Monday, April 12, 2010

Seafood Secrets and the Flinders Taste Experience

This is a guest post from Chris McMahon. . .

Flinders Island has been a real seafood experience for me. Now if someone else had said something like that about a week ago I would not have been all that jealous - I've always enjoyed fish, but would never have put myself in the same ranks as all those crazy people who get so excited about seafood buffets.

Well it might be the fresh seafood we are catching here, or maybe Dave's excellent cooking, but my taste buds and my mind have both been expanding here. Last night Dave cooked me some abalone that he had gathered around the Island. Amazing!

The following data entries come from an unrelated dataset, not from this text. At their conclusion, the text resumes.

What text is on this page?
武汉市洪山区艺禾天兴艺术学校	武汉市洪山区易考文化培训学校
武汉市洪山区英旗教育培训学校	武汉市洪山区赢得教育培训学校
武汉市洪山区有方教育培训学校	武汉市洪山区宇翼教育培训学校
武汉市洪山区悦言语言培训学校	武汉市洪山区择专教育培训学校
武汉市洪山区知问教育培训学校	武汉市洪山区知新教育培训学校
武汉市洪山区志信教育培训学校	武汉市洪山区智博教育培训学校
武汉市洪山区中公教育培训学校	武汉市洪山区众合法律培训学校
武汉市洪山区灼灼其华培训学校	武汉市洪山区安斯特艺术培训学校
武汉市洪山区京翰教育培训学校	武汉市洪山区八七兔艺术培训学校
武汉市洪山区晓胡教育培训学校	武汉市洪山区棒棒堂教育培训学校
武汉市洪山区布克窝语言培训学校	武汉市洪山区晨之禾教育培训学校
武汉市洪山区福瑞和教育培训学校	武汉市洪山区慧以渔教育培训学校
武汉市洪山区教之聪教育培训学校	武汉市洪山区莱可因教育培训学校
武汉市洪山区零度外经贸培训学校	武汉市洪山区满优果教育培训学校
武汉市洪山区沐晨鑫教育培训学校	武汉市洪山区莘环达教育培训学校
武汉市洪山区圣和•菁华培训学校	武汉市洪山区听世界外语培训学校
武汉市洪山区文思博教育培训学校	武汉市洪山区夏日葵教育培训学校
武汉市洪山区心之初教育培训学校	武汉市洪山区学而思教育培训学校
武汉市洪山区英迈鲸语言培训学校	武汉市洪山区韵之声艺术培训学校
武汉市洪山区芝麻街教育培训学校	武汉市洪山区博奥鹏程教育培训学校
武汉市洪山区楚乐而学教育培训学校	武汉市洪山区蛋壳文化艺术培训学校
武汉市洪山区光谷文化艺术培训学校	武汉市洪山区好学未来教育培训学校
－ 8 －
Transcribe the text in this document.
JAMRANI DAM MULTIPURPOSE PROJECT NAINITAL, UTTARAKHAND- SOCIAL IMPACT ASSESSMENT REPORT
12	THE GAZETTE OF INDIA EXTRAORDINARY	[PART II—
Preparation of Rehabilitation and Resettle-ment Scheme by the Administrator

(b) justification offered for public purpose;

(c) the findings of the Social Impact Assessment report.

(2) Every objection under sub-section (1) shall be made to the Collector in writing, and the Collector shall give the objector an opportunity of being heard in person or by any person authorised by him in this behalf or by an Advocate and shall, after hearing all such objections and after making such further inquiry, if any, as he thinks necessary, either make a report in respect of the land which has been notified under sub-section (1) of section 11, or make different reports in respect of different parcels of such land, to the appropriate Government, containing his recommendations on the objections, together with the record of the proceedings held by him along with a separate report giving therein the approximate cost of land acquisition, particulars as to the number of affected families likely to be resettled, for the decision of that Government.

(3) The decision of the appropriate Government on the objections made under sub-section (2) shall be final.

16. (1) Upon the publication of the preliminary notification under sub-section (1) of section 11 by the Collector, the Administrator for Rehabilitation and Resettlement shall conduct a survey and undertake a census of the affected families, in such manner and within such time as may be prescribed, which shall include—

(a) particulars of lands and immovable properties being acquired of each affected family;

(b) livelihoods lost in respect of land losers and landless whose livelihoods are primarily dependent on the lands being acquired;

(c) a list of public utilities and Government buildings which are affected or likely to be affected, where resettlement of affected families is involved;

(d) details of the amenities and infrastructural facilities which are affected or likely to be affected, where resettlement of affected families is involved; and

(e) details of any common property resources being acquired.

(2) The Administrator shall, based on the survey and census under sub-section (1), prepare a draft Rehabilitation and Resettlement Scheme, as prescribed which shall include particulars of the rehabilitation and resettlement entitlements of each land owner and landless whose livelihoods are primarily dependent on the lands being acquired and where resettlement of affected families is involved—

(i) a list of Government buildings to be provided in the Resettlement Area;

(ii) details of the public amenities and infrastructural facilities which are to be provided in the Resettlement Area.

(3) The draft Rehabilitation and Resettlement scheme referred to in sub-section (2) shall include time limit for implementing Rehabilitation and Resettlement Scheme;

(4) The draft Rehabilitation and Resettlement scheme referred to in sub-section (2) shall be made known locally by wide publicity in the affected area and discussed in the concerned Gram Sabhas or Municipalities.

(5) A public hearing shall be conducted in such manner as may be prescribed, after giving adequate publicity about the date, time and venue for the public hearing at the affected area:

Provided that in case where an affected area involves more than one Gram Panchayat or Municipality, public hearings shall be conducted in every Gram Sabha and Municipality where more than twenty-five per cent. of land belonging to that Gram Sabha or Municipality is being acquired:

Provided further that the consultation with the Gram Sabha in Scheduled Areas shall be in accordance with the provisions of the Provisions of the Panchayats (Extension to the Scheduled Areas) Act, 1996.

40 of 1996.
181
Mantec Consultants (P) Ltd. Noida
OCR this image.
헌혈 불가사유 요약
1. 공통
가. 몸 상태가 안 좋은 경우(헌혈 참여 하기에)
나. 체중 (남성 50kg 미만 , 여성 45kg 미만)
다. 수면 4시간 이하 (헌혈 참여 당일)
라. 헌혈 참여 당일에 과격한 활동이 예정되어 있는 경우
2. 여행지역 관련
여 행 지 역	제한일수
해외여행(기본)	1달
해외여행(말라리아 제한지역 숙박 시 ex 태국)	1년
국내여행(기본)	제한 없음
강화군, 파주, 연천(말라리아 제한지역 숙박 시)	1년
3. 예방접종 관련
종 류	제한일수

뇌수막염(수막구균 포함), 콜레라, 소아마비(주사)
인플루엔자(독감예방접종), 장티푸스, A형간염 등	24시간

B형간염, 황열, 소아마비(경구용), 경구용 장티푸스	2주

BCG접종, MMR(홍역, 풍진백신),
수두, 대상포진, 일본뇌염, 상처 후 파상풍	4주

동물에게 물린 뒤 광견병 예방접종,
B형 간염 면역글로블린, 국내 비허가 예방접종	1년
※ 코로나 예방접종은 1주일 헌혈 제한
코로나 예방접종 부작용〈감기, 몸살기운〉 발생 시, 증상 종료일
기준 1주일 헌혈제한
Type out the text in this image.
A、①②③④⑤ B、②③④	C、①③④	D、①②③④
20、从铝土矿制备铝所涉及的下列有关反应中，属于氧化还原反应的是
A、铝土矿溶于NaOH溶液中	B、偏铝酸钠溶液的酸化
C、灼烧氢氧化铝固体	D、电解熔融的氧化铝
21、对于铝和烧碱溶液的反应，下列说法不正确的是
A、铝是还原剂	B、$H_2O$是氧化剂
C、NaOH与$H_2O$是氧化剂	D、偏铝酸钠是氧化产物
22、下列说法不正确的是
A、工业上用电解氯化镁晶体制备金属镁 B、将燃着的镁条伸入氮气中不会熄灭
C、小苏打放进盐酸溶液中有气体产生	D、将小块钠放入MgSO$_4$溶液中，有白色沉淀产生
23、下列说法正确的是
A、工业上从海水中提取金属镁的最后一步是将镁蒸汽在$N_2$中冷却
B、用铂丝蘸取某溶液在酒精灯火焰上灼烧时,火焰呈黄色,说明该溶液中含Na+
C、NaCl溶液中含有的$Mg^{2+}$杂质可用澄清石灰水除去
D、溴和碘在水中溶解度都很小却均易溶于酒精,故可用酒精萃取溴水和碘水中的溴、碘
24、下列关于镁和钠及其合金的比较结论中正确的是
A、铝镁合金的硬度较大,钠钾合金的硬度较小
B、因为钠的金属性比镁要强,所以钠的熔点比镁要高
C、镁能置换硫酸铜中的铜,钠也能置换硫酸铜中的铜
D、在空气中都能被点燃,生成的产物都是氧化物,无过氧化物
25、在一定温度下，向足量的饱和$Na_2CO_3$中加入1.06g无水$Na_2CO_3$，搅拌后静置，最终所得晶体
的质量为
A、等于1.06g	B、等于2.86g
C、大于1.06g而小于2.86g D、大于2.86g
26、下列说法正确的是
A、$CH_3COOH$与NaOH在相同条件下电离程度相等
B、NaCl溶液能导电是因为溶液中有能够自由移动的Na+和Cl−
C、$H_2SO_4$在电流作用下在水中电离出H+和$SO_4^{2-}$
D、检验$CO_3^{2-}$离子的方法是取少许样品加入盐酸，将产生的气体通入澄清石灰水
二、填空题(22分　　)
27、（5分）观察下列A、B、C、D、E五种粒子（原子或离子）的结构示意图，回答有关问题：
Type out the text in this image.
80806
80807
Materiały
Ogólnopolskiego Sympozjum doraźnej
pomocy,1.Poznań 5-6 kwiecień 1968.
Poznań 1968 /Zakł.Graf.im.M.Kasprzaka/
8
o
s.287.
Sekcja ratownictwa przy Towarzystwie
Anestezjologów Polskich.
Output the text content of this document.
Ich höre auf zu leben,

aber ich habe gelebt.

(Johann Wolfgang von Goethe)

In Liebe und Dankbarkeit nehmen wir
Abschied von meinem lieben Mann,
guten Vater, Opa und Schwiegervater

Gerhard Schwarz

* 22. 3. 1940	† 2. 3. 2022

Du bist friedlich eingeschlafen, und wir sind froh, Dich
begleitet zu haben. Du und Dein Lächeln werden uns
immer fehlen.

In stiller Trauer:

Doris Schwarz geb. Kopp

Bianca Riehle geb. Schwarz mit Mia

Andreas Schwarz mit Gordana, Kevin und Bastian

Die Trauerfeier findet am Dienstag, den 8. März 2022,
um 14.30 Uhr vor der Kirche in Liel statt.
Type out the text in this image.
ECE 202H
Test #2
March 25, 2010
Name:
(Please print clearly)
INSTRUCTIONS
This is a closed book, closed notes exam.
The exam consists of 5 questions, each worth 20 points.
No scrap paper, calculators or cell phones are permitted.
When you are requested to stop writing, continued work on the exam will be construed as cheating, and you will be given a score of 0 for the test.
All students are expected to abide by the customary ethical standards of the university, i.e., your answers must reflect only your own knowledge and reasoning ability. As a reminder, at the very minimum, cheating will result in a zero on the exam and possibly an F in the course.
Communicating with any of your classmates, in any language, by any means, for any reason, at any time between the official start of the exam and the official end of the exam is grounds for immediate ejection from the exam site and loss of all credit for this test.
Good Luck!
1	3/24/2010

At the same meal we had calamari - including the famous squid that my son Aedan and I caught off the jetty. I've had the odd bit of calamari and chips from the local fish and chip store - but I'm sure that is not even the same species as what I tasted last night! The flavor was complex and beautiful, the texture vastly different from anything I have tasted before. Excellent time had by all - the only problem is that Dave has effectively killed our ritual of going down the local fish and chip shop. None of us can face eating what had passed for calamari after tasting what fresh calamari properly prepared tastes like.

Today it was exploring over on the other side of the island, and a visit to a local wildlife sanctuary.

Tonight it was clam pasta, followed by freshly caught oysters fried in garlic butter and served on garlic bruschetta (we have been busy on Flinders today at low tide gathering the clams and oysters), then trevally (beautiful light tasting fish with light white flesh).



Now I have never been a fan of strong seafood tastes, and have shied away from them (i.e. lobster etc), but I could not believe the taste of the oyster! It gave me emotional and physical reactions in parts of my body I had never felt before. Of course mentioning this was giving me physical reactions led to the obvious jokes:)

Not only have I been introduced to these fantastic new flavors, I have even been permitted to glimpse a few of the secrets of the Freer kitchen at first hand as apprentice chef.

Tomorrow we are headed north to look for abalone.

My stomach will never forgive me going back to Brisbane:)

1 comment:

  1. So much for idea of the lean, starveling look of the sea side forager.